Professeur de littérature contemporaine à l’Université catholique de Louvain et d’histoire contemporaine à l’Institut des hautes études des communications sociales de Bruxelles, il conjugue son travail pédagogique avec celui d’écrivain, en naviguant avec aisance du domaine de la théorie littéraire et de l’essai à celui de la fiction comprenant à la fois des pièces de théâtre, des nouvelles et des romans.

Ses cours universitaires sont à l’image de cette diversité thématique en allant de l’histoire des idées aux formes littéraires et de l’analyse des formes fictionnelles à l’histoire de la littérature contemporaine. On y retrouve des idées chères au professeur Vincent Engel : le besoin de scruter l’Histoire pour y déchiffrer le sens même de la condition humaine, avec, comme point central, le paradigme camusien de l’homme révolté ; le rapport entre réel et fictionnel dans la transmission de l’expérience individuelle et collective, surtout dans des situations extrêmes comme celles des camps de concentration ; l’analyse approfondie des œuvres littéraires, avec une préférence pour le roman, afin d’en identifier les configurations historiques, sociales, culturelles qui l’ont vu naître.

Quant à son œuvre de fiction, récompensée par plusieurs prix littéraires, celle-ci reflète la même soif d’approfondir les secrets de l’être humain, en interrogeant son territoire le plus intime: son humanité. C’est dans cette perspective que l’auteur convoque ses personnages en les invitant à répondre à des questions liées à la fois à leur identité et à leur capacité d’accomplir leur devoir d’hommes déchirés entre amour et haine, entre violence et paix, entre dignité, lâcheté et faiblesse.

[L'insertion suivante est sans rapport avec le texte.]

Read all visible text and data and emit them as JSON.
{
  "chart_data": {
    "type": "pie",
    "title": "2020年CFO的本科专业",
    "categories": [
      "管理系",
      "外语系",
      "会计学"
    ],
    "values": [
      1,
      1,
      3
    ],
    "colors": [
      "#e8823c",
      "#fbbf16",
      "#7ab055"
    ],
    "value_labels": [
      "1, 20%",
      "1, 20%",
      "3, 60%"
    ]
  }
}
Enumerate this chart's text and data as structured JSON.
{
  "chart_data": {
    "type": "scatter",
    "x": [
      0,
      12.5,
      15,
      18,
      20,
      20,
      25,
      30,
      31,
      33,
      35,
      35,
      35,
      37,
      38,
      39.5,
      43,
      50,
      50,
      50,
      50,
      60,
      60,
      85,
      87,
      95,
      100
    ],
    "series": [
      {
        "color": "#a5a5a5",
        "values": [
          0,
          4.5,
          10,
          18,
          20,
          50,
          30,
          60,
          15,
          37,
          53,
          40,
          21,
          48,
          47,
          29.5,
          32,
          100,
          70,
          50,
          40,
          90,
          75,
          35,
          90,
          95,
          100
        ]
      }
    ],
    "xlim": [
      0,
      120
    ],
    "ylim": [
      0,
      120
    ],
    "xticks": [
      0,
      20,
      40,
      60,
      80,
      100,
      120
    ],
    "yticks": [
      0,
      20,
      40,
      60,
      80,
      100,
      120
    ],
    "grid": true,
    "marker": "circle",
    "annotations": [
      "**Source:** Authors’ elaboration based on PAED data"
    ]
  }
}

Impossible, dans ces conditions, de survoler d’un seul trait une œuvre d’une telle ampleur, et d’en dénicher les secrets[1].

Vous êtes aujourd’hui une des voix majeures de la littérature belge francophone, un écrivain en pleine maturité créatrice. En ce mois anniversaire, que pourrions-nous souhaiter au professeur et à l’écrivain Vincent Engel?

Je vais avoir cinquante ans dans quelques jours. J’ai toujours détesté les anniversaires. Mais depuis quelques jours, plutôt que de nourrir des pensées sombres sur cette date charnière et sur le temps qui file, j’ai décidé de prendre un parti radical : cela ne me concerne pas. Je reprends à mon compte ce que mon personnage Asmodée Edern (un personnage immortel qui traverse plusieurs de mes romans) dit du temps : c’est une notion surfaite. Je n’ai pas cinquante ans, ou alors c’est encore un âge d’enfance. Plutôt d’adolescence. J’ai commencé à vivre vraiment et pleinement à 18 ans. Je pense que le compteur s’est arrêté à cette date. Donc, si vous voulez me souhaiter quelque chose : de mourir à 18 ans, dans de très, très nombreuses années.

Vos multiples activités vous obligent à mener de front plusieurs métiers dont ceux de professeur de littérature et d’écrivain. Comment arrivez-vous à les conjuguer, tout en gardant la césure nécessaire à la liberté exigée par chacun d’entre eux?

Si j’avais ouvert une pizzeria, ou si je me transformais en plombier durant le week-end, on pourrait dire que j’ai plusieurs métiers. Mais fondamentalement, que je donne cours, que j’écrive, que je collabore à l’écriture de spectacles avec Franco Dragone, je ne fais qu’une seule et même chose : faire réfléchir en racontant des histoires. Cela dit, c’est vrai que l’agenda est parfois un peu difficile à gérer. Il faut être très organisé, très structuré. Être capable aussi de passer d’une tâche à l’autre, parfois dans la seconde. Comme un processeur multi-tâche.

En parlant de liberté créatrice, arrêtons-nous un instant à votre affirmation : “C’est la fiction seule qui m’intéresse. Elle est porteuse de toutes les libertés. Elle peut dire plus de choses que les essais, si pointus soient-ils”.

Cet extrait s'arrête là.